= George Yarbrough =

American newspaper owner and politician (1916–1988)

George M. Yarbrough (August 15, 1916 – November 27, 1988) was a newspaper owner and state legislator in Mississippi. He served in the Mississippi House of Representatives and Mississippi Senate.

He was born in Red Banks, Mississippi. He achieved the rank of master sergeant in the U.S. Army during World War II. In 1958. He acquired The South Reporter and became its editor.

He was elected to the Mississippi House in 1952 and to the Mississippi Senate in 1956, serving there until 1968. After leaving office he was re-elected to the state senate in 1972 and served there until 1980 when he lost re-election. He served as President Pro Tempore of the Mississippi Senate from 1960 to 1968 and served as acting Lieutenant Governor from 1966 to 1968.

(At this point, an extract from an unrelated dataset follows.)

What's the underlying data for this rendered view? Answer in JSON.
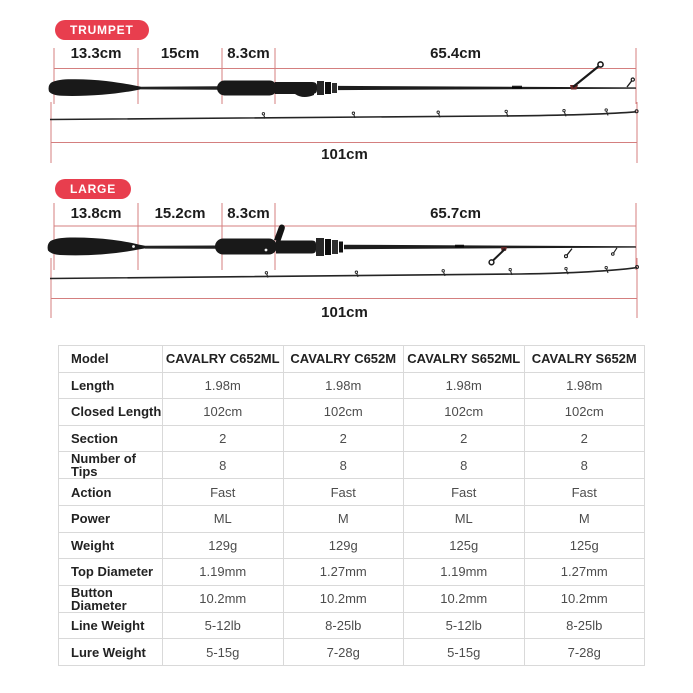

Yarbrough was a Citizens Council member and on the Executive Committee of the Citizens Councils. Yarbrough served on the committees overseeing the federal Agricultural Stabilization and Conservation Service (ASCS) program. He organized an investigation of voter drive registration efforts that included African Americans .

Yarbrough ordered Mississippi Highway Patrol officers off the University of Mississippi campus while acting as the governor's representative during the 1962 protests over James Meredith's federal court ordered admittance to the whites only school. In 1958, he sponsored an anti-NAACP resolution.